Whereas I admire Krakaeur for his exhaustive research, his broader implications, and for outing (or further outing) Mortenson--I can't help but be somewhat suspicious of the fact that the point of the article is to reveal Mortenson's fabrications and difficult personality. Well before halfway through I get an "okay, enough already" feeling. I actually find Callahan's narrative with what he did experience out in the Wakhan, and details such as Abdul Rashid Khan's "wry sense of humor" (64), the most compelling parts of this article. I also loved learning about Hoerni and Wilson, and how Hoerni and Mortenson hit it off. To me, what Wilson contributed was the most revealing in terms of Mortenson's character: "he struggled to find a place in our Western culture" (29).

I think others mentioned their frustration with the abrupt ending, ending on Hornbein's words rather than his own, and I think I feel a similar frustration--I wanted Krakauer to bring it up to the next level, to say something grander about the pressure of catering to consumers and making sure that a book hits the shelves by Dec. 1st, just in time for the shopping season. Or I wanted him to leave us on a bigger note of the feel-good narrative, how we're all gullible readers. I guess I'm left wondering to make of all this except, don't lie, and don't do major heroic-looking tasks simply to "anchor the narrative" (67), which I think I knew already. Perhaps I'm expecting too much?
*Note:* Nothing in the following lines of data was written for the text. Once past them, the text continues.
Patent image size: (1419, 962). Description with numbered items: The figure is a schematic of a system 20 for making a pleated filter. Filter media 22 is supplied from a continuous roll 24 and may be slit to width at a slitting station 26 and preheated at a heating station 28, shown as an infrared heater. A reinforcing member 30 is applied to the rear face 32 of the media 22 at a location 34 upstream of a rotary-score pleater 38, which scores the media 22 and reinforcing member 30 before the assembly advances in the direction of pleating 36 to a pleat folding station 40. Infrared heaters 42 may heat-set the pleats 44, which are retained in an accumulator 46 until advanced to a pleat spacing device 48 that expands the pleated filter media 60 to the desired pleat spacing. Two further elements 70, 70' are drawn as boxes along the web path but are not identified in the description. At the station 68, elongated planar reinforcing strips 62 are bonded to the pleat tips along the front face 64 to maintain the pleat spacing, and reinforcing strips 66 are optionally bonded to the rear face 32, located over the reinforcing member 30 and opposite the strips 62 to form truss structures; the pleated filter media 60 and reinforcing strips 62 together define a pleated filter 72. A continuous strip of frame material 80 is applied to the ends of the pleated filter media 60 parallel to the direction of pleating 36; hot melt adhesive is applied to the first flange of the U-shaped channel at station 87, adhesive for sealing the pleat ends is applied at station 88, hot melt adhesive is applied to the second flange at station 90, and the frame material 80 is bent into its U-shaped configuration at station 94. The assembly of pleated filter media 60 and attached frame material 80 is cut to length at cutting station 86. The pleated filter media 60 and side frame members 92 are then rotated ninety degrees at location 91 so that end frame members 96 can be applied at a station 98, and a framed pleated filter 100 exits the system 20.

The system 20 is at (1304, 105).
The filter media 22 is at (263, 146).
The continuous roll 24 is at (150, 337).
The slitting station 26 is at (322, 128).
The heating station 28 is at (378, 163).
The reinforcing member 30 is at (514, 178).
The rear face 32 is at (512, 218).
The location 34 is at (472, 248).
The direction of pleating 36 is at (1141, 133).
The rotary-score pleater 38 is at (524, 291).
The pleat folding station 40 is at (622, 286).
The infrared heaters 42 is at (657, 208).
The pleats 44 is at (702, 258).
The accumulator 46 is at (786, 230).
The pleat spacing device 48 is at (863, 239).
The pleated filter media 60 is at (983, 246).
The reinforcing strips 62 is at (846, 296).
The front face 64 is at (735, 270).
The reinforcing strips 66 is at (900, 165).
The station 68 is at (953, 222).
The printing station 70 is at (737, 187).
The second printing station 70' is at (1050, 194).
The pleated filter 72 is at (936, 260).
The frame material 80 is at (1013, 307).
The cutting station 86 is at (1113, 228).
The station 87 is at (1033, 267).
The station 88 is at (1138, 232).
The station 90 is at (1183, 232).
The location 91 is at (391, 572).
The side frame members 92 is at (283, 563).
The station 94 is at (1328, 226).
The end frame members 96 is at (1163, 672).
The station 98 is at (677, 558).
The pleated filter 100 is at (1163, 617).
On the other hand, I do get the sense that Krakauer's work isn't really finished here, and that this article is an investigative cliff hanger: the saga will continue. I checked out Central Asia Institute's website, and Mortenson's defense to the various lawsuits that have ensued is pretty pathetic. And I become suspicious looking at the FAQ page--each "question" leading to basically the same explicit instructions on how to send money (there's really nothing else you can do for the organization)--including which currency to send it in. (I love this repeated line: "While our co-founder, Greg Mortenson, would like to provide personal guidance in your efforts, there are already too many demands on his time.")

On a structural note, I admire the way Krakauer deftly juggles the three various threads he's working with towards the end of the article. The three sections coalesce nicely, and Krakauer's able to show how the fabrication of the events, the shady financial dealings, and the empty schools all tie together:

All that remained was the final chapter—
which couldn’t be written until the school was completed.
Anxiety over whether a happy ending would take place in
time for Stones to arrive at bookstores before Christmas cre-
ated considerable suspense in the offices of Viking Penguin.
To generate suspense on the page, Mortenson injected
the failing health of Abdul Rashid Khan into the narrative. (64)

And so on and so forth.

So, I guess what I take away is a great example of how to research properly and how to construct an intricate, fool-proof, and compelling narrative. But at times I feel like the effort to keep reaming out Mortenson detracts from the piece, oddly enough. (For example, I feel like Krakauer is a little to eager to emphasize how Mortenson failed to summit K2). I'm compelled to explore the idea of how responsible we are as readers, and how we might even be "enablers of fraud," as Krakauer suggests.